Donnerstag, 12. August 2010

Die Welt der Berge...


Als nun Zarathustra so den Berg hinaufstieg, gedachte er unterwegs des vielen einsamen Wanderns von Jugend an, und wie viele Berge und Rücken und Gipfel er schon gestiegen sei.
Ich bin ein Wanderer und ein Bergsteiger, sagte er zu seinem Herzen, ich liebe die Ebenen nicht, und es scheint, ich kann nicht lange still sitzen.
Wer sich stets viel geschont hat, der kränkelt zuletzt an seiner vielen Schonung. Gelobt sei, was hart macht! Ich lobe das Land nicht, wo Butter und Honig - fließt!
 Es waren zwar nicht diese Worte die mich zu meiner Wanderung inspirierten, doch es waren diese  Worte, die mich während meiner Wanderung bestätigten und mich den Sinn derselben nie bezweifeln ließen.
Aufgrund der meteorologisch, für diesen Sommer wohl eher seltenen, günstigen Situation, beschloss ich am Wochenende, nach etwas Überwindung, eine längere Wandertour in die Höhen der Loferer Steinberge zu starten. Anfangs plante ich eine Übernachtung in der Schmidt-Zabierow-Hütte, allerdings bemerkte ich, als ich bereits beim Losgehen war, dass ich aufgrund meiner "Für-jeden-Fall-gerüstet-sein"-Organisation, welche in solch rauen Gefilden mit Sicherheit von Vorteil sein kann, so viel Ausrüstung hatte, dass diese eine eventuelle Übernachtung unter freiem Himmel zuließ. Schon bald bekam ich jedoch die 5kg über dem Tagestourenausrüstungsgewicht deutlich zu spüren; obwohl es nicht sonderlich heiß war, schwitzte ich viel und schon nach einer halben Stunde dachte ich an eine Rückkehr (Gedanke: Steinberge 1 Ich 0) und ich sah mich schon von den Steinbergen bezwungen.

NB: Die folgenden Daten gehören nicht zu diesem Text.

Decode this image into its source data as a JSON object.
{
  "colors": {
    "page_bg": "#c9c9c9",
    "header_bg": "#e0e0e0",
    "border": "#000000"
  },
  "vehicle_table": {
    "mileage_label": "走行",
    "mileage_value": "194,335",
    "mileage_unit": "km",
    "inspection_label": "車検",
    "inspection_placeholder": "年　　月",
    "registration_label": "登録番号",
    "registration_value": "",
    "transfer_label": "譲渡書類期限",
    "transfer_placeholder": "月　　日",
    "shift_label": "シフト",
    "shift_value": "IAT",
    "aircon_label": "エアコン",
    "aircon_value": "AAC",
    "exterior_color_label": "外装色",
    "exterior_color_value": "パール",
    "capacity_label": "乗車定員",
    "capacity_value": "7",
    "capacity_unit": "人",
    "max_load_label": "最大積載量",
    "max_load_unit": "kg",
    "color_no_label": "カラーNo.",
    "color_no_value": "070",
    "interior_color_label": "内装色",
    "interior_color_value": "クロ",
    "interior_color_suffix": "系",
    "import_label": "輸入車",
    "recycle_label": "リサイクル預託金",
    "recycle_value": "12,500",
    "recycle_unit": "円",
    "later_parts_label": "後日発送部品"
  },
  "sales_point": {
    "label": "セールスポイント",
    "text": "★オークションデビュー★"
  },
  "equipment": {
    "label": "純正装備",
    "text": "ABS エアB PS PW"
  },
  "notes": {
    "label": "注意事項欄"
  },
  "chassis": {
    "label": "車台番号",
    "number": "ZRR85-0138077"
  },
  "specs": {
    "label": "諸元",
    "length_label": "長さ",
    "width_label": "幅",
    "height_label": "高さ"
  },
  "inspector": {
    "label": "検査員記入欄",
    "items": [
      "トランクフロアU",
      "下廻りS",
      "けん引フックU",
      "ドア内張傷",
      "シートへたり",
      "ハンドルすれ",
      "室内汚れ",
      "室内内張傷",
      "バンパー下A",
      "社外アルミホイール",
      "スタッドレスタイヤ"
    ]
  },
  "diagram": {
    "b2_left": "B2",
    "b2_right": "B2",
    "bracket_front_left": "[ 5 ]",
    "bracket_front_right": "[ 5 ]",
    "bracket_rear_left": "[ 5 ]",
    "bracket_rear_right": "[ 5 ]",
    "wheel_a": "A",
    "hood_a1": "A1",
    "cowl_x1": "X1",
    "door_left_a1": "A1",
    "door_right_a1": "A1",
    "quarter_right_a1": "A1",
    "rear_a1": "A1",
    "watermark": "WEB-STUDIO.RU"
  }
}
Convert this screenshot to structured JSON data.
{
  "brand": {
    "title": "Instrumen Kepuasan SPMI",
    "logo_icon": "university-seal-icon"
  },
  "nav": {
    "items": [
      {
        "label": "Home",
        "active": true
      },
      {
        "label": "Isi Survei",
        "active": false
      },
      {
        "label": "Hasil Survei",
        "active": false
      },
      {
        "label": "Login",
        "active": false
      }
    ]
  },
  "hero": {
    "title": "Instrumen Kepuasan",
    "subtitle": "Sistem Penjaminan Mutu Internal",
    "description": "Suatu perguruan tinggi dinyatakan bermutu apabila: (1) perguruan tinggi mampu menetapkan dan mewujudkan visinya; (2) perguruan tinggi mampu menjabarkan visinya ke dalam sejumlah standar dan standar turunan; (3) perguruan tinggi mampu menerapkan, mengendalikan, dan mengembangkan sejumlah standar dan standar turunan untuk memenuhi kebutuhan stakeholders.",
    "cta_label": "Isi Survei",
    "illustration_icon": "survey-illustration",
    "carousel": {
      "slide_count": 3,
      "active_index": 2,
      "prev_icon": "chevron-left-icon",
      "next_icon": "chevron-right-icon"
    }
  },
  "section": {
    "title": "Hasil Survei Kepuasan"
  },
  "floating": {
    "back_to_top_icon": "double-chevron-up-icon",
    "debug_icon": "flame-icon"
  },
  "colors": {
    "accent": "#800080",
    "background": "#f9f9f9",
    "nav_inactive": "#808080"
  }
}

Der erste Abschnitt erscheint einem zwar normalerweise immer schwieriger, aber dieses Mal war ich am Aufgeben. Ich machte erst einmal eine lange Pause und überredete mich selbst irgendwie dazu, noch 10 Minuten zu gehen und dann "schauen wir weiter".  Davor war ich aber wieder etwas bergab gegangen, um die Schwierigkeit eines eventuellen Abstieges abzuschätzen. 10 Minuten vergingen, selbes Szenario, und wieder hatte ich mich irgendwie überredet, weiterzugehen, denn nach einer kurzen Pause ist man manchmal überraschend schnell regeneriert. Dieses etappenweise "mich-selbst-austricksen" tat ich schließlich so lange, bis sich eine Rückkehr als absolut ineffizient erwies und ich geradezu hinaufgehen musste (dabei hatte ich gerade einmal 1/3 des Weges geschafft). Ich machte Rast an einer Quelle - die einzige und letzte auf dem gesamten Weg. Das rhythmische Plätschern und die Reflexionen ließen mich in Trance fallen und so saß ich dort wohl eine gute Viertelstunde auf nacktem Stein und starrte in die Quelle...Danach fühlte ich mich aber viel besser, und ich beschloss, zumindest bis zur Waldgrenze weiterzuwandern. Dort - kurz bevor die Vegetation karg wird - setzte ich mich zwischen die Latschenkiefern, verschnaufte kurz, und beschloss meinen Rucksack dort zu lassen um den weiteren Wegverlauf und die damit verbundenen Strapazen einzuschätzen. Wow- mit 10kg weniger am Rücken fühlt man sich plötzlich wie beflügelt! Wie eine Gämse hüpfte ich wieder zu meinem Rucksack runter, doch dann befiel mich eine Art Depression. Ich wollte nicht mehr. Es war eine Mischung aus Erschöpftsein, Heimweh, Trance und Hilflosigkeit. Da ein Abstieg von dort vermutlich gleich anstrengend gewesen wäre wie der Aufstieg, sah ich mich irgendwie verloren...Und plötzlich...wurde ich mir erst der Rauheit, der Gnadenlosigkeit dieser Bergwelt bewusst. Wie oft war ich hier schon auf- und abgestiegen, doch nie bekam ich das so zu spüren - hier waren Urgewalten am Werk; heute wie vor tausend Jahren. Man ist hier den Naturgewalten ausgesetzt, hier ist man nicht mehr Herr über diese, sondern die Natur ist hier Herr über den Menschen!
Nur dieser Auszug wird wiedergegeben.